Manuel Botelho (1950)
These two paintings joined the CAM Collection in 2001, shortly after being exhibited at the Museu Nacional de Arte Antiga. They belong to a larger set of paintings and drawings produced between 1997 and 2000, in which Manuel Botelho depicts himself in images echoing religious themes – the Passion of Christ and Marian iconography, i.e. imagery portraying the Virgin Mary – combined with contemporary elements.
All of the figures in these paintings are self-portraits of the painter. Without a doubt, the strangest figure appears in Pietà, in which the Virgin is shown as a man who is identical in appearance to another man lying across his knees.
The canonical representation of Pietà is based on pity or compassion, depicting the Virgin mourning or lamenting her dead son, but this painting departs from traditional portrayals.

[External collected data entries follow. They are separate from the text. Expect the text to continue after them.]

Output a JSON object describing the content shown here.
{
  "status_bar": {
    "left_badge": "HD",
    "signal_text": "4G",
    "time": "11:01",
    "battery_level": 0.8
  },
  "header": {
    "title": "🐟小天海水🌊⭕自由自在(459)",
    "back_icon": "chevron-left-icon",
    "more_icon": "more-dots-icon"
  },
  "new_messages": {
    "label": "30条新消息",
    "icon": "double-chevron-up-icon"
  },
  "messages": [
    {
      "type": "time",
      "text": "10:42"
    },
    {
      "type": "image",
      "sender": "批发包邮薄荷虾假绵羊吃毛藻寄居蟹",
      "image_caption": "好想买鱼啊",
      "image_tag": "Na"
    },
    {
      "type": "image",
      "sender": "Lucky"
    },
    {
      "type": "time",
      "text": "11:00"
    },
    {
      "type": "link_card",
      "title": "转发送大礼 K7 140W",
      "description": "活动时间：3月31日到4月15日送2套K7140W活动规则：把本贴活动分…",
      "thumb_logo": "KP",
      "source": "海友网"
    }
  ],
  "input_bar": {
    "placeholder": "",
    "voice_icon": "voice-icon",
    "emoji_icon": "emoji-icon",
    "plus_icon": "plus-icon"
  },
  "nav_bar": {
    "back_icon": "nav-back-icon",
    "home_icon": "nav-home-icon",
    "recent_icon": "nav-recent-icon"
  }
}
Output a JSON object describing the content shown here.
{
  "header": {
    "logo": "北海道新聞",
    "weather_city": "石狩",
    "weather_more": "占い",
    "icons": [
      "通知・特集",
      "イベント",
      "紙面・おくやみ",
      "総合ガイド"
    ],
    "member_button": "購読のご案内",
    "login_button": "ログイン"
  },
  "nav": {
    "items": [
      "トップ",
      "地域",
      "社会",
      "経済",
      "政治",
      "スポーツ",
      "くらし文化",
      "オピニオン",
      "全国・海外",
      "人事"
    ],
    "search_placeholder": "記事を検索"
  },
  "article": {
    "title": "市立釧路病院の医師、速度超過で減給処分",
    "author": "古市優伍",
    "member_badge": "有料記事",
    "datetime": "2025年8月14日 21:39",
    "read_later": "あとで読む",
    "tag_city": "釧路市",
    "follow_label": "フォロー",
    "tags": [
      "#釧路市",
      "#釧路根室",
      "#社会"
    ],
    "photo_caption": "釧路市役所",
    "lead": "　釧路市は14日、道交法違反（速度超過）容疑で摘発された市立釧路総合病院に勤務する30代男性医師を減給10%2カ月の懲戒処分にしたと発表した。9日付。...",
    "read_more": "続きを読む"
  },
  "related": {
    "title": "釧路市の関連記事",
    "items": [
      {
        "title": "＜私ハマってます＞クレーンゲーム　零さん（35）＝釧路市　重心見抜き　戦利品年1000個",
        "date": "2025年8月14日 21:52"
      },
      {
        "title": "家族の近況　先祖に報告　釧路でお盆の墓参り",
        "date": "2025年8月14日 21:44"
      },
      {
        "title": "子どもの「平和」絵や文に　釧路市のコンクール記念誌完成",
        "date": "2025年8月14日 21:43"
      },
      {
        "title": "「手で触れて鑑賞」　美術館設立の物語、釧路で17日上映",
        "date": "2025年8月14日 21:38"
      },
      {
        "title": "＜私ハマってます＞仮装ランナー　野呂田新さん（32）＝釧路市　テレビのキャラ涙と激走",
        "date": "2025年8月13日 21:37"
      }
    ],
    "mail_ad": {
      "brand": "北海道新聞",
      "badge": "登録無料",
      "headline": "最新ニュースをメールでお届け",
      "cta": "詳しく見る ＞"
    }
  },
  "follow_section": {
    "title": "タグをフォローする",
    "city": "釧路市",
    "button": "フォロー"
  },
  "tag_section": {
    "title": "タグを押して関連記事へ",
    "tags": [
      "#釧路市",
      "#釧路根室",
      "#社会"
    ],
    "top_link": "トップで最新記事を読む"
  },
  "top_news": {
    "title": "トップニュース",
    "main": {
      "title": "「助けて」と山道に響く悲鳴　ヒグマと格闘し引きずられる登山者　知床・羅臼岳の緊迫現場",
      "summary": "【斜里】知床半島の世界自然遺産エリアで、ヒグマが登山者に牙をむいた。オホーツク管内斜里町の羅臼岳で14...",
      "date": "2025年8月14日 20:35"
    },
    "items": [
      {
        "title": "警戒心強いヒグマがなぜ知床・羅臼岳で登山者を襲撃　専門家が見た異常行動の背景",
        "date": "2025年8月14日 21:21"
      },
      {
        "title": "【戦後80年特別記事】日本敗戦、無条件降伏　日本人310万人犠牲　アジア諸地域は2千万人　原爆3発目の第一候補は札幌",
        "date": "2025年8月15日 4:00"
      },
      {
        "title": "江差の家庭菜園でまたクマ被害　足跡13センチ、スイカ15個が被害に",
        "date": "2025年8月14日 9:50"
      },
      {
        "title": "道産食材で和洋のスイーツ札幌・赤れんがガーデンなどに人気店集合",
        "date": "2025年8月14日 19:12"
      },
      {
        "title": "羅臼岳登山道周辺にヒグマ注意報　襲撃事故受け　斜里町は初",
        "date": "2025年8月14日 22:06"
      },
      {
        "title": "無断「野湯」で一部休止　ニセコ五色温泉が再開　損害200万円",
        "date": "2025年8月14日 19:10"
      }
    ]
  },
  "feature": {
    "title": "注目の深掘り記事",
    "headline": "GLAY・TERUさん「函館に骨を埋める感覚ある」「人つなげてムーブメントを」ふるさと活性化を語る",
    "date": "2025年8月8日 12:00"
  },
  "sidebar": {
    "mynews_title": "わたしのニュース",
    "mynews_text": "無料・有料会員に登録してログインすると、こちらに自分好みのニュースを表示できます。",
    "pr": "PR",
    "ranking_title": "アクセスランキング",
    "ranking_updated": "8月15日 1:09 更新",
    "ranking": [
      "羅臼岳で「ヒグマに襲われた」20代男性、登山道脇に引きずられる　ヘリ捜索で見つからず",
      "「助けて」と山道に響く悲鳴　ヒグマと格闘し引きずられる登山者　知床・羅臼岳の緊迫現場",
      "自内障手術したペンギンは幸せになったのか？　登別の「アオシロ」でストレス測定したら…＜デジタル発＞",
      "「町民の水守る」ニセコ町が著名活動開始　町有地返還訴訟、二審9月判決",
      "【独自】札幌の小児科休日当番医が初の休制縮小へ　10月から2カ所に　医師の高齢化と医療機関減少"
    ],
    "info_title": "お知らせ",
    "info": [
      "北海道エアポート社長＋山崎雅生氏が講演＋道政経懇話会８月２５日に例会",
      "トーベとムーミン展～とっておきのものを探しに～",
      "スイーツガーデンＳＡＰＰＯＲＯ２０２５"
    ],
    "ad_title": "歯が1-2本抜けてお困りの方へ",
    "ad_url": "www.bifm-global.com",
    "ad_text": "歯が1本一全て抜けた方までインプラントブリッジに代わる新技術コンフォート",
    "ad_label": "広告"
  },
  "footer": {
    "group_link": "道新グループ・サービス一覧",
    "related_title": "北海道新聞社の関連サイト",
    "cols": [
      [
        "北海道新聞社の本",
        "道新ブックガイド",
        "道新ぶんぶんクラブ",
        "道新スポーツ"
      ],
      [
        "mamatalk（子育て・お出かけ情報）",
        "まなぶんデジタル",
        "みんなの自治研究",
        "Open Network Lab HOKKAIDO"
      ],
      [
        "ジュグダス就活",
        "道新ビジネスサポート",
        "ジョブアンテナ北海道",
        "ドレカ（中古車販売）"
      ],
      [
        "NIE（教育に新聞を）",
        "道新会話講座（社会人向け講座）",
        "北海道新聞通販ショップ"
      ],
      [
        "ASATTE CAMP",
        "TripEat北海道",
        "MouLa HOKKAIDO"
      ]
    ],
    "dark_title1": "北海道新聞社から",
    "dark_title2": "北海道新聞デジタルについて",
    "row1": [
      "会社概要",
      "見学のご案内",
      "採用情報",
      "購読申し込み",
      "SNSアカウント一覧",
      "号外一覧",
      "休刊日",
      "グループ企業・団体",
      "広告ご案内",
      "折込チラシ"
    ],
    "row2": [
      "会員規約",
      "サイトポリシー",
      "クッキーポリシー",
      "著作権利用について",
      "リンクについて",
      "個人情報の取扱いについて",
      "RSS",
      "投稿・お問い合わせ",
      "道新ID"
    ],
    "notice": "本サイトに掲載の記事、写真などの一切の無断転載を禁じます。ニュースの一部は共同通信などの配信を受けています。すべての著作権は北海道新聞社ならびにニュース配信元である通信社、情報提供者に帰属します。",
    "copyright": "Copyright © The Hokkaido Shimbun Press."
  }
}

The most famous Pietà is a sculpture by Michelangelo, produced in 1498/9, in which Jesus lies in his mother’s lap in an identical position to the one shown in this painting after being taken down from the cross. In the sculpture, mother and son are both young, both betrayed in their youth by the pain that afflicts them and unites them in an eternal embrace.
In Manuel Botelho’s painting, the two desolate figures, their age unclear, are portrayed against the backdrop of a modernist building by Le Corbusier: the Dominican convent of La Tourette (near Lyon, built between 1953 and 1961). According to the painter, who trained and practised as a professional architect, ‘When I produced these paintings and turned my attention to the world of religion in a different way, focusing on the more positive aspects of our cultural roots (in the 1980s, religion was largely used in art to echo oppression and the totalitarian state), I thought that Le Corbusier’s buildings would help me.
Unlike the fractured, oppressive architectures evoked in the past […], these luminous buildings exuded health and optimism. They immediately brought the paintings into the present day… and/or into the mythical era of the utopias of modernist architecture… creating unexpected visual associations for the narrative.’
Linked perhaps to the touch of optimism incorporated into the tragic representation par excellence of a self-Pietà, what appeals to me most in these two paintings is the relationship between an almost caricature-like irony and the ahistorical setting they depict. This is present in Pietà but is most apparent in Visitation, where the two figures greet one another. According to Manuel Botelho, this is not ‘a formal greeting, but an affectionate rapprochement (the touching hands subtly evoke the Creation scene on the ceiling of the Sistine Chapel)’.
Coming from or belonging to different eras, as indicated by their clothing, the two figures appear to be focused on their attempt to meet (again). Their gestures and the position of their bodies is suggestive of a non-aggression pact and a commitment to coexistence, which are immediately conveyed to the viewer.
I recommend consulting the catalogue Manuel Botelho. Pintura e Desenho 1997/2000 (Lisbon: Museu Nacional de Arte Antiga, 2000).